Cathy Barton, Dave Para and Bob Dyervocals; Dave Wilsonfiddle
Early in 1862 General Curtis and his Union Army of the Southwest chased the Confederates under General Sterling Price out of Springfield, Mo., and into northwestern Arkansas. There Price's men joined with the Confederate regiments under the former Texas Ranger General Ben McCulloch, who disagreed with Price over the merits of fighting for Missouri. Both these armies were under the overall command of General Van Dorn, who promptly led his 13,000 men on a forced march back north from the Boston Mountains in the cold and ice hoping to defeat Curtis and march on to St. Louis. The armies clashed on March 7 at Pea Ridge, Arkansas, a few miles from the Missouri line and not far from Oklahoma Indian territory. According to Van Dorn's bold scheme, Price's men split from McCulloch's men to envelop the 10,000 Union troops. The prompt killing of both McCulloch and General McIntosh precipitated a bloody rout of the confused and weary Confederates at Leetown, while two miles to the east Price's men gained the ground at Elkhorn Tavern late in the day. Van Dorn, however, neglected to resupply his troops with ammunition and they were forced to retreat. Casualties numbered 1,300 for the Union and approximately 2,000 for the Confederates. The song comes from Ozark song collector Max Hunter who got it in 1958 from Mrs.
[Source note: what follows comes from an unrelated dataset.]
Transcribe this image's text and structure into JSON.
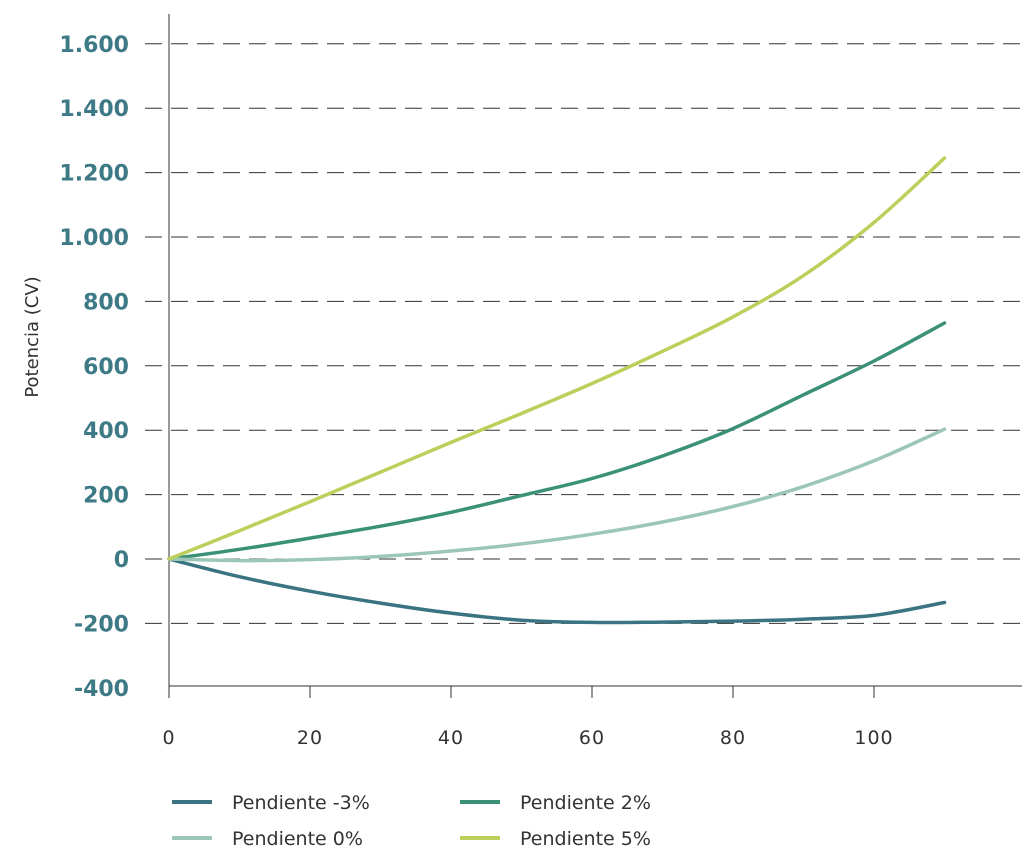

Allie Long Parker of Pleasant Valley, Arkansas, who probably learned it from her father. It is an Ozark variant of a song called "St. Clair's Defeat," about an Indian attack on Fort Jefferson in the Ohio country in 1791, and is said to have hung on the walls of many Ohio homes in the early 1800's. Some of the phrasing from the original song is strangely both relevant and inaccurate when applied to the Civil War battle. Pea Ridge was not far from the Indian Territory, and the disorganized fighting by Cherokee, Creek and Choctaw Indians under Confederate Gen. Albert Pike is a legendary aspect of the battle. But the number of Confederate casualties at Pea Ridge was nowhere near ten thousand; Pap Price was wounded, but not fatally; and it was Van Dorn who supposedly ordered the retreat of March 8 with tears in his eyes, not Price.
It was on March the Seventh in the year of sixty-two.
Pap Price come a-riding up the line, his horse was in a pace.
At Springfield and Carthage many a hero fell.
I know you brave Missouri boys were never yet afraid.